Dynamodb-Specific Remediation in Rocket — concrete code fixes
To remediate cache poisoning when using Rocket with DynamoDB, ensure cache keys incorporate authorization context and strictly validate all inputs used to construct them. Below are concrete patterns and code examples for Rocket applications integrating DynamoDB via the official AWS SDK for Rust.
Validate and normalize inputs before building cache keys
Always validate and normalize identifiers before using them in cache keys. Use strongly typed request guards and enforce constraints at the parameter level.

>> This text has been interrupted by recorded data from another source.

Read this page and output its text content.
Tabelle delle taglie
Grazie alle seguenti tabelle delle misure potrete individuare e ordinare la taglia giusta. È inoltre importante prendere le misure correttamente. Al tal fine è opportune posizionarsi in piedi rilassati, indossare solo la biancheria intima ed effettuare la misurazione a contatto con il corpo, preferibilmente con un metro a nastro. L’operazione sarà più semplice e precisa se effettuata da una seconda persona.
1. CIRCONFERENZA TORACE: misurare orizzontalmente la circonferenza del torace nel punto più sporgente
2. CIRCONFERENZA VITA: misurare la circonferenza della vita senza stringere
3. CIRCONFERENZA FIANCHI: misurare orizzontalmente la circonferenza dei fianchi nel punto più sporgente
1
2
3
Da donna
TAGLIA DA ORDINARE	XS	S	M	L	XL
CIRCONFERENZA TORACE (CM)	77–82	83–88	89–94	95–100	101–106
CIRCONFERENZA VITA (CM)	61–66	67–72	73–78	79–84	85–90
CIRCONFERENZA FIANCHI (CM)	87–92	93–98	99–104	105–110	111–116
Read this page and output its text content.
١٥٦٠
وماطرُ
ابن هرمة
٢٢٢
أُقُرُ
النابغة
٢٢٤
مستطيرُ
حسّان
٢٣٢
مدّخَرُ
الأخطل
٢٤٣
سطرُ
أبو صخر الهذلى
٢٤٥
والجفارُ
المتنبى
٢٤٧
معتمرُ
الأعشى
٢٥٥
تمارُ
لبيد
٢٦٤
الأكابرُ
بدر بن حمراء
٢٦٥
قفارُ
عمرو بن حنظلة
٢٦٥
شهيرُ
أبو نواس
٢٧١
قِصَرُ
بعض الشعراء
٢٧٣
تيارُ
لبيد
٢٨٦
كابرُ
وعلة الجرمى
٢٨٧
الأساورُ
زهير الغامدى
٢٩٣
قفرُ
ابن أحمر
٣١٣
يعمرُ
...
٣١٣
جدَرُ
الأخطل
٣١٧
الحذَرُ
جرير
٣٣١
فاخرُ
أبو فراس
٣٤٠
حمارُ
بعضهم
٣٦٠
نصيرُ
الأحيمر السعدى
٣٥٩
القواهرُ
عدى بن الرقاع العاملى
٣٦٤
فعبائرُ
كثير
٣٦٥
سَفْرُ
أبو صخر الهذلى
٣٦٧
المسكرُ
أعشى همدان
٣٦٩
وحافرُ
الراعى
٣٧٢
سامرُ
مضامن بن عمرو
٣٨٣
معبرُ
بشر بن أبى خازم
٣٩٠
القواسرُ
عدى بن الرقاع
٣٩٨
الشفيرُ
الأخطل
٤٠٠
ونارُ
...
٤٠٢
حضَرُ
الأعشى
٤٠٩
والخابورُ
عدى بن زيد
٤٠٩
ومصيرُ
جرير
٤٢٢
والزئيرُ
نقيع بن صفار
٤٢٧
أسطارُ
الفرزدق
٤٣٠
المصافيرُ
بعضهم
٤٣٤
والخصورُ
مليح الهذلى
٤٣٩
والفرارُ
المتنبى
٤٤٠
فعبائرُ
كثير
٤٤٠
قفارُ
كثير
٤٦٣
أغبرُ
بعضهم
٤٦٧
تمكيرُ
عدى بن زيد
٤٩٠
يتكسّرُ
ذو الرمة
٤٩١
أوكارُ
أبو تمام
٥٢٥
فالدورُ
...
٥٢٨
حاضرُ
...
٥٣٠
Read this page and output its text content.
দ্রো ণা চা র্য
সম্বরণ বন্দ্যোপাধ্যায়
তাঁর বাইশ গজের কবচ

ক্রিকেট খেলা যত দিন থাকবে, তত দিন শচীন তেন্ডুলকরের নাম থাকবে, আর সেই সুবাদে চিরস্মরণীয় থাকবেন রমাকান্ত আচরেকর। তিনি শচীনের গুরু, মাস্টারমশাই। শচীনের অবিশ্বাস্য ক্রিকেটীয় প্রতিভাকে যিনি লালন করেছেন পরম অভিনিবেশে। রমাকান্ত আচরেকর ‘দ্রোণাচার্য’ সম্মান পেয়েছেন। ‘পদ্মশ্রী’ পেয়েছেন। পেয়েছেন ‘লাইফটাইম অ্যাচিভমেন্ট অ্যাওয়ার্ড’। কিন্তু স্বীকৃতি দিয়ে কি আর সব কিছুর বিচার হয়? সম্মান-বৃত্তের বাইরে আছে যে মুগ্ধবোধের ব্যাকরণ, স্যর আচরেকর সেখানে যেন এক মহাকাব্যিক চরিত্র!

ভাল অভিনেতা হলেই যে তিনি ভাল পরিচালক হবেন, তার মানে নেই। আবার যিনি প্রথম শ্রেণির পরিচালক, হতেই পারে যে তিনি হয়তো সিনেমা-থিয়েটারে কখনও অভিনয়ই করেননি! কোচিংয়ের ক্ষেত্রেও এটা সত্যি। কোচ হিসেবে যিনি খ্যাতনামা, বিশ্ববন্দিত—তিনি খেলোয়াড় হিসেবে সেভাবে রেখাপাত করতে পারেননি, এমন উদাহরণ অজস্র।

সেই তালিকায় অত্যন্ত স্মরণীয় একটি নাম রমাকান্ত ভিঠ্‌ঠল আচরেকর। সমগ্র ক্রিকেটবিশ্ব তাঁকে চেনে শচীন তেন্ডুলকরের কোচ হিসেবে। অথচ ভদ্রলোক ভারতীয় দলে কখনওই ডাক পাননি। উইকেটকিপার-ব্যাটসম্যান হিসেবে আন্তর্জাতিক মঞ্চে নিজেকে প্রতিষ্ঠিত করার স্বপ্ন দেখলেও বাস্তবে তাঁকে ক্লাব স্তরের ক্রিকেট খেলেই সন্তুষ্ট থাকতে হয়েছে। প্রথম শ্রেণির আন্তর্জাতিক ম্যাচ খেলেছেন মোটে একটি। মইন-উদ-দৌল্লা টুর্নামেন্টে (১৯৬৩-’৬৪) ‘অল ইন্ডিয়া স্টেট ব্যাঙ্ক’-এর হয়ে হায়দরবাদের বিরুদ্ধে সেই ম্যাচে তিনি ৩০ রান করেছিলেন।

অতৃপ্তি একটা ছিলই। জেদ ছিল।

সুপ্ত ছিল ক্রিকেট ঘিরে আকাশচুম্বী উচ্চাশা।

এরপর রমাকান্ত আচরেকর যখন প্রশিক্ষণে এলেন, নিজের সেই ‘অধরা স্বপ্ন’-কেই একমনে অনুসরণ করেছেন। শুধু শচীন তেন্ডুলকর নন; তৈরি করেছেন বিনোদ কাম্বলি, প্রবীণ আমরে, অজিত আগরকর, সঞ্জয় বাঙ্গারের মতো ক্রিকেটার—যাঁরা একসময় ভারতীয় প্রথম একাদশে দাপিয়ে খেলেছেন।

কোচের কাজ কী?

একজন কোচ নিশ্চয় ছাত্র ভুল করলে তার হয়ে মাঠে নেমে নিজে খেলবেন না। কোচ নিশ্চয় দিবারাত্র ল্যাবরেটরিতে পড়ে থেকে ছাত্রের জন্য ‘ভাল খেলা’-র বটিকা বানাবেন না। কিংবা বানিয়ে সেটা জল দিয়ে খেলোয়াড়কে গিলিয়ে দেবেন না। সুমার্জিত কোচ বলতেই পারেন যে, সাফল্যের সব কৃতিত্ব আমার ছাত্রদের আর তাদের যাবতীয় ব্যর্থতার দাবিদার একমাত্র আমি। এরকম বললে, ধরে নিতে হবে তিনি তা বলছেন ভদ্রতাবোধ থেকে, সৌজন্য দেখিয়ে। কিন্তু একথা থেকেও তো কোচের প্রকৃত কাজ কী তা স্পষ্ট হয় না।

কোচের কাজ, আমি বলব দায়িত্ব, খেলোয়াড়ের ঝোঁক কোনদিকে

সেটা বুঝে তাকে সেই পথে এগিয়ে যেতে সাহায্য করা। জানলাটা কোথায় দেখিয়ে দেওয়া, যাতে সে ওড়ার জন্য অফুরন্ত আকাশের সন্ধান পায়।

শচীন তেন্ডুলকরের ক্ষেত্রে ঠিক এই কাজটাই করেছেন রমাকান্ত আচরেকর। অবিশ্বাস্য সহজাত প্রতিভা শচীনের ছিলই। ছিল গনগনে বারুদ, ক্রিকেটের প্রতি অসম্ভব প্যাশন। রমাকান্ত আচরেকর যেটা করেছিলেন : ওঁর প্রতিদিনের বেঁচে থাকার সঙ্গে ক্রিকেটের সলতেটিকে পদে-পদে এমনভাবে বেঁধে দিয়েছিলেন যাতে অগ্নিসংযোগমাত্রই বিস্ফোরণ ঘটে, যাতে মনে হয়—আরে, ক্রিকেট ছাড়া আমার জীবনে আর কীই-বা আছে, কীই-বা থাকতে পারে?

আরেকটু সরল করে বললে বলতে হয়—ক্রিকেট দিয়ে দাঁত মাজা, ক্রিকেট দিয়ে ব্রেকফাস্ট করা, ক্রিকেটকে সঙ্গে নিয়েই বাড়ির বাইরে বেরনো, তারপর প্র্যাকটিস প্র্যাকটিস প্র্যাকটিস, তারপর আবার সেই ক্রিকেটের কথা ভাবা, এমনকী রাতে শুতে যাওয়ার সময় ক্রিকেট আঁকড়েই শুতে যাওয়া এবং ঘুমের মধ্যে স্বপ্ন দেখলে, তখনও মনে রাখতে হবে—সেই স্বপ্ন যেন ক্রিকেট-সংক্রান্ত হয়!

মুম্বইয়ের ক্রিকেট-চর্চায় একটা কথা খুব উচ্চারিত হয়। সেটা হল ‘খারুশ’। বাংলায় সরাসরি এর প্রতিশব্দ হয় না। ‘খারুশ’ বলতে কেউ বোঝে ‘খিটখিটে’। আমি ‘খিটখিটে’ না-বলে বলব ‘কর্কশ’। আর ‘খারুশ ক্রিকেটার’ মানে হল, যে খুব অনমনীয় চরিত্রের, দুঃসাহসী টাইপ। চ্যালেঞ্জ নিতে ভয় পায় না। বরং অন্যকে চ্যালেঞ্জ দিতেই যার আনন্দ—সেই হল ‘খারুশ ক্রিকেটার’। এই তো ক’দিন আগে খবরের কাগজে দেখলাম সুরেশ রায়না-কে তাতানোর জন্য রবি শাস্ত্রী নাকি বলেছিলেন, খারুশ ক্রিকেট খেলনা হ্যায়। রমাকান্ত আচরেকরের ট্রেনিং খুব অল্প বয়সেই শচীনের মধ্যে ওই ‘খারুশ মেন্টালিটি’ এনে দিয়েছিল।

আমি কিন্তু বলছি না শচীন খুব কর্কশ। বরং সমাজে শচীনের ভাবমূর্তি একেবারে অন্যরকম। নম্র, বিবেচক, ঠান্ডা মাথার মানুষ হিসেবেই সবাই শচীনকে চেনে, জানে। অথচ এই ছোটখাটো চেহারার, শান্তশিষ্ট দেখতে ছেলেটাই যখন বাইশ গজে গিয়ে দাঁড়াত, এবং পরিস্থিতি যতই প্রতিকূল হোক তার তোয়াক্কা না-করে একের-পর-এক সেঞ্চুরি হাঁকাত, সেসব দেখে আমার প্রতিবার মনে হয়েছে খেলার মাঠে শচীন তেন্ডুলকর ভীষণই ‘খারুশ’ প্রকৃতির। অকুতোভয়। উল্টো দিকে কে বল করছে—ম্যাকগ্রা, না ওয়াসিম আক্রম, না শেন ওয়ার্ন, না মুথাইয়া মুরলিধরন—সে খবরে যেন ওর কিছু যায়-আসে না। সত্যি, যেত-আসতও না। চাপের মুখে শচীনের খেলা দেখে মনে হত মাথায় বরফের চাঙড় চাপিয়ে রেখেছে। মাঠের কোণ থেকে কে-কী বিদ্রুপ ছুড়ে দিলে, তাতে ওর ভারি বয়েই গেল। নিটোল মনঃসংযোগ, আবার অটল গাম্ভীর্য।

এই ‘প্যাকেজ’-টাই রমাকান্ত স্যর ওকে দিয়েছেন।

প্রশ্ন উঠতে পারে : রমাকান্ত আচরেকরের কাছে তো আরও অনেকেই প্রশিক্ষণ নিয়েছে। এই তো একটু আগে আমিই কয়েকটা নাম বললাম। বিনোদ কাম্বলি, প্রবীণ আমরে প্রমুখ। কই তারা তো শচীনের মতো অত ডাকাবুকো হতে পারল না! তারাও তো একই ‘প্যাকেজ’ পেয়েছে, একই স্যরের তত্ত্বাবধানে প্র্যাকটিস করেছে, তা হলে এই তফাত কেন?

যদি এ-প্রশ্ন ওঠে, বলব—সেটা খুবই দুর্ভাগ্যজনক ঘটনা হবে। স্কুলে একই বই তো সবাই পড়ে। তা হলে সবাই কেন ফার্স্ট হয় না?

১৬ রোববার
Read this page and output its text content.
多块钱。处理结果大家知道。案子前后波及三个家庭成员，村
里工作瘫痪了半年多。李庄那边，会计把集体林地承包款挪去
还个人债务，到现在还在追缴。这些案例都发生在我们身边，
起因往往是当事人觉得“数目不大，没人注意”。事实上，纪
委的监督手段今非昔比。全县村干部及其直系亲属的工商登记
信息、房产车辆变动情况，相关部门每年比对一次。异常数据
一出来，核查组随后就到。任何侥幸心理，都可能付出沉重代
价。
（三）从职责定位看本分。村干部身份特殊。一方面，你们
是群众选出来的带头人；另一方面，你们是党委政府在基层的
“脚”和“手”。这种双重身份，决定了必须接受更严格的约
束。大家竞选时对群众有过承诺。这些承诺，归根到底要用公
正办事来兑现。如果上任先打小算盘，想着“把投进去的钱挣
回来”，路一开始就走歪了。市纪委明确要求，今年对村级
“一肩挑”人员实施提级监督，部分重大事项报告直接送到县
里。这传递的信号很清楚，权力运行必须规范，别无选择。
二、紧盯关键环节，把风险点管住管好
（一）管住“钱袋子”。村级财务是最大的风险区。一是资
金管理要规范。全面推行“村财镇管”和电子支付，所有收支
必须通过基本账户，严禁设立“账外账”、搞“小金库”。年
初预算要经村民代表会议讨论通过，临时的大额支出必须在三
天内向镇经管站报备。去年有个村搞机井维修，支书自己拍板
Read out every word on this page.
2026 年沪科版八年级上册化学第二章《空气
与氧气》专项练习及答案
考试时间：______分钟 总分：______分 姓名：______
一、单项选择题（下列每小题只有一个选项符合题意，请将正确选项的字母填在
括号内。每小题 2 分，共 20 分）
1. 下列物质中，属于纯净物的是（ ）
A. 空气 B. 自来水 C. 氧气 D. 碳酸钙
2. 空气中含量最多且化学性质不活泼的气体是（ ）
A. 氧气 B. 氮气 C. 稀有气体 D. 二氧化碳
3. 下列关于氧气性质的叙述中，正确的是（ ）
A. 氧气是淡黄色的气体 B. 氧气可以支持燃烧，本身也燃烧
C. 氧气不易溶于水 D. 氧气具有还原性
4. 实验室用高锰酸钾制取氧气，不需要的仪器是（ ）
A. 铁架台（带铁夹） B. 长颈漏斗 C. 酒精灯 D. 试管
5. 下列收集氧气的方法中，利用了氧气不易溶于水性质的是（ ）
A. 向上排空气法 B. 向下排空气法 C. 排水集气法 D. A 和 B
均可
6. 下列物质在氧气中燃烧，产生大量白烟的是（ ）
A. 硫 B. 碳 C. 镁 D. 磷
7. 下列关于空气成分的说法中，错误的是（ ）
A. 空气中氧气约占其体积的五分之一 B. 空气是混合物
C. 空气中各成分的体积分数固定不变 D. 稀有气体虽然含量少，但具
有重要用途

use rocket::serde::json::Json;
use rocket::request::Request;
use rocket::outcome::Outcome;
use aws_sdk_dynamodb::Client;
use std::sync::Arc;
#[rocket::async_trait]
impl<'r> rocket::request::FromRequest<'r> for AuthenticatedUser {
type Error = ();
async fn from_request(request: &'r Request<'_>) -> rocket::request::Outcome {
// extract and validate user identity, e.g., from JWT
// return Outcome::Success or Outcome::Failure(())
}
}
#[get("/users/")]
async fn get_user(
user_id: String,
user: AuthenticatedUser,
db: & rocket::State<Arc<Client>>
) -> Json<serde_json::Value> {
// normalize and validate user_id (e.g., UUID format)
let normalized_user_id = normalize_user_id(&user_id);
let cache_key = format!("user:{}:tenant:{}", normalized_user_id, user.tenant_id);
// proceed with DynamoDB call using a parameterized query
let item = fetch_user_from_dynamo(&db, &user.tenant_id, &normalized_user_id).await;
Json(item)
}
fn normalize_user_id(input: &str) -> String {
// basic example: ensure lowercase, trim, reject unexpected chars
input.trim().to_lowercase()
}
Include tenant or user context in cache keys and query parameters
Ensure cache entries are scoped to the requesting tenant or user to prevent cross-user cache reads. Include tenant identifiers derived from authentication, not from unvalidated user input.
async fn fetch_user_from_dynamo(
db: & Client,
tenant_id: &str,
user_id: &str
) -> serde_json::Value {
let key = aws_sdk_dynamodb::model::PrimaryKey::from([
("PK", aws_sdk_dynamodb::model::AttributeValue::S(format!("USER#{}", user_id))),
("SK", aws_sdk_dynamodb::model::AttributeValue::S(format!("METADATA")))
]);
let resp = db.get_item()
.table_name("AppTable")
.set_key(Some(key))
.consistent_read(Some(true))
.send()
.await
.unwrap();
// deserialize and return
serde_json::json!({})
}
By ensuring the cache key includes the tenant context and that the DynamoDB query uses parameterized key values, you reduce the risk of cache poisoning across users or tenants.
Do not cache sensitive or user-specific responses without strict scoping
If caching responses that include data retrieved from DynamoDB, differentiate cache entries by request scope, including tenant ID and user permissions. Avoid caching responses that contain sensitive fields unless the cache key incorporates all dimensions of the security context.
let cache_key = format!("resp:tenant:{}:user:{}:scope:{}", tenant_id, user_id, scope_hash);
Use this approach in combination with Rocket’s fairing or request guards to ensure that cache hits are only returned when the full request context matches the stored context.